I should have realized the effect it would have on her. So happy losing herself in this rich new world of sounds. In that room, the atmosphere pressing more heavily than gravity, when I turned to her (still blindfolded) and said, I love you, all nuance, all tone, all resonance, dead on my tongue.
I like this hotel room. White walls, gauzy curtains. Sunlight sifting through the fine mesh. Like that dress of hers. Our things look shabby, travelworn, in this clean, white space. I haven’t seen her beaded headband in a while.
Evie has not spoken since.
New York
Strange shadows. An old factory. What did they make here? The silent machines give off a metal stink in the heat. We live in one small corner, a mattress where Evie lies twisted up in the sheets, asleep. Last night, a terrible scene. Evie sobbing, rocking, racked. Her first real words since. The gist of it: Mother’s womb — an echo chamber. In it she was alive to all sound, ‘and all sound alive to me. And then this dead room you lead me into, this — this — slaughterhouse with its hostile air, enemy to all sound! Yes! (screaming now) the very air seeks out sound, seizes it, crushes it. I heard your heartbeat and I heard it stifled, all at once. When I collapsed you carried me from that anti-womb, stillborn.’
What have I done?
Something exhausted about this city. The neighbourhood. The derelict buildings and everywhere rubbish and the people subdued or enraged. I take her out for a walk. Alleys and back-streets and boarded-up shops. The air so muggy, it feels quilted. We see a crowd of people gathered in an abandoned lot. Some guy with a chainsaw slicing into this old clapboard building, cutting out a section from it. The delicacy and precision of this action — instead of a wrecking-ball, say — makes it a particularly intimate, painful kind of destruction. Almost loving. Evie makes no mention of recording.
Today we had news of her father’s death. Evie unmoved, it seems. A growing sense of terror in me. Because of her lack of emotion, I think, which is monstrous. She wasn’t close enough to him for this to be shock. Nor does it seem as though she’s pre-feeling: on the edge of feeling something, just trying to work out what. She doesn’t care. She’s gonna leave.

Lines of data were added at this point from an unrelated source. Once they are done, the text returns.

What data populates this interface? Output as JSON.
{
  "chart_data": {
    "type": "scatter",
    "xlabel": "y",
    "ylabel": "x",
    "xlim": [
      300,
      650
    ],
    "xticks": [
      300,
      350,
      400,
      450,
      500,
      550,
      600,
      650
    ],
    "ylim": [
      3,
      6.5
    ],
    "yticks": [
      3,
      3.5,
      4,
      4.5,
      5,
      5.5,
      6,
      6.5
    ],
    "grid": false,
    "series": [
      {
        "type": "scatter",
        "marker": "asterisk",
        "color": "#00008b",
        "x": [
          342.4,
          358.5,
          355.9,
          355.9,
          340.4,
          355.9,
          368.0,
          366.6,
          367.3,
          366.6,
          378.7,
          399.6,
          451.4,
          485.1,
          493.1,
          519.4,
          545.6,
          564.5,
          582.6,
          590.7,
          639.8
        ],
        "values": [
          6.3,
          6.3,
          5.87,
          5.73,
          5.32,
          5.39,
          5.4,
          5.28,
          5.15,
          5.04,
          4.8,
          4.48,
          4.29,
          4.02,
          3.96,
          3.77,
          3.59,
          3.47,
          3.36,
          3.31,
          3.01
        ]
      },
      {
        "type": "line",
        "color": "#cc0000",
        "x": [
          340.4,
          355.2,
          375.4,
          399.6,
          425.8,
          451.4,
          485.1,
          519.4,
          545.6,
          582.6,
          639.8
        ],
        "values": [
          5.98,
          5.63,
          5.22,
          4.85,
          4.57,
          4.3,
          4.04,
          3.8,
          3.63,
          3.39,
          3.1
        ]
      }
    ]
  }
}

Evie asleep. It’s airless. I take her for a walk. When we return, we lie on the mattress, drained. I wake when I feel her fingers lightly brushing my belly. Her first real contact with me since the dead room, since before that. She made love to me. Kept saying my name, kept whispering to me. Tears in my eyes which didn’t spill cos I couldn’t move. I just lay there and let her wander all over me, and I couldn’t tell you what I was feeling except it just built and built until I thought I would choke, and then the tears did slide off my face. I moved my head, and that’s when I saw it. A red light, half-hidden under a heap of clothes at the foot of the mattress. She was recording us. These are my last words. I will leave this for her. I’m leaving.
27. Tinnitus
Spring has arrived in my attic. The gulls bicker. The trees are budding and all day rap knuckles against my roof. Small creatures nest in their hiding places under the floor. Inside my head the old familiar rumpus. It’s been several weeks since I completed the transcription of Damaris’ diary. Since then, I’ve written little, and that little has been lost in false starts and evasions. I was trying to recount the days and weeks after she left me in the hotel room in New York, but I was unable to remember anything I could set down in words. My powers of listening weaken daily; and so the gaps in my history grow wider, and the silences more frequent with every page.